4. A mine management system based on a mine management platform according to claim 1, characterized in that: The deep learning time series prediction module adopts an LSTM plus attention mechanism architecture. The input features include historical running data, real-time sensing data and environmental correlation data, and the output is risk probability and trend curve.

5. A mine management system based on a mine management platform according to claim 1, characterized in that: The state space of the reinforcement learning scheduling module includes equipment location / load, personnel location / qualification, and task progress; the action space includes equipment path planning and personnel area allocation; and the reward function is α×work efficiency + β×safety coefficient, where α and β are weight coefficients, and α+β=1.

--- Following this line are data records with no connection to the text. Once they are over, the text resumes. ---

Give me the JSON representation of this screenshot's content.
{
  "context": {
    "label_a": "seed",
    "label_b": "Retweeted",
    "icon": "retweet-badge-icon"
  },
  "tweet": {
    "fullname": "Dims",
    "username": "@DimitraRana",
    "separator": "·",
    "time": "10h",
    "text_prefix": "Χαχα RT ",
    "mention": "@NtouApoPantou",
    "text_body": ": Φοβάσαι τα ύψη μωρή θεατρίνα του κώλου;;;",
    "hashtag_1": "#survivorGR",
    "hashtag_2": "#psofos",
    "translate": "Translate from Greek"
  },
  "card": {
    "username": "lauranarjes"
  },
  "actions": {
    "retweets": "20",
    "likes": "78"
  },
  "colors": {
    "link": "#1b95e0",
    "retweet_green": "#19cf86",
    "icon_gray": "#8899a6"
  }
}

6. A mine management system based on a mine management platform according to claim 1, characterized in that: The positioning accuracy of the UWB high-precision positioning module is no less than 10cm, and the positioning signal penetration depth is adapted to underground mining scenarios up to 500m.

7. A mine management system based on a mine management platform according to claim 1, characterized in that: The node data in the blockchain emergency response layer is stored using asymmetric encryption, and emergency commands are automatically triggered and executed through smart contracts.

8. A mine management system based on a mine management platform according to claim 1, characterized in that: The sensor deployment density of the micro-vibration / stress sensing network is per 100m 2 At least one, with a detection accuracy of 0.01mm micro-deformation and 0.1MPa stress change.

9. A mine management method based on a mine management platform, wherein the method is implemented using the mine management system described in any one of claims 1-8, characterized in that, Includes the following steps: S1: Data Acquisition, which collects equipment operating parameters, geological micro-vibration / stress data, environmental monitoring data and personnel UWB positioning data in real time through the data acquisition layer; S2: Edge preprocessing, the edge computing gateway performs format standardization, outlier removal and feature extraction on the collected data; S3: Data fusion, each edge node trains a local model based on local preprocessed features, uploads the model parameters to the federated learning server to aggregate and obtain a global model, and the digital twin synchronously maps the unified data output by the global model; S4: Risk prediction, the deep learning time series prediction module takes fused data as input and outputs potential risk warning information and handling suggestions; S5: Dynamic scheduling, the reinforcement learning scheduling module dynamically generates equipment-personnel scheduling plans based on real-time mapping data and early warning information, and issues them for execution; S6: Emergency Response Linkage. When an emergency threshold is triggered, the blockchain emergency response linkage layer synchronizes the status of each node, the digital twin simulates the optimal handling plan, and triggers a multi-node linkage response through smart contracts.

10. A mine management method based on a mine management platform according to claim 9, characterized in that: In step S2, outlier removal uses an algorithm based on isolated forest, and feature extraction uses a combination of principal component analysis and local linear embedding.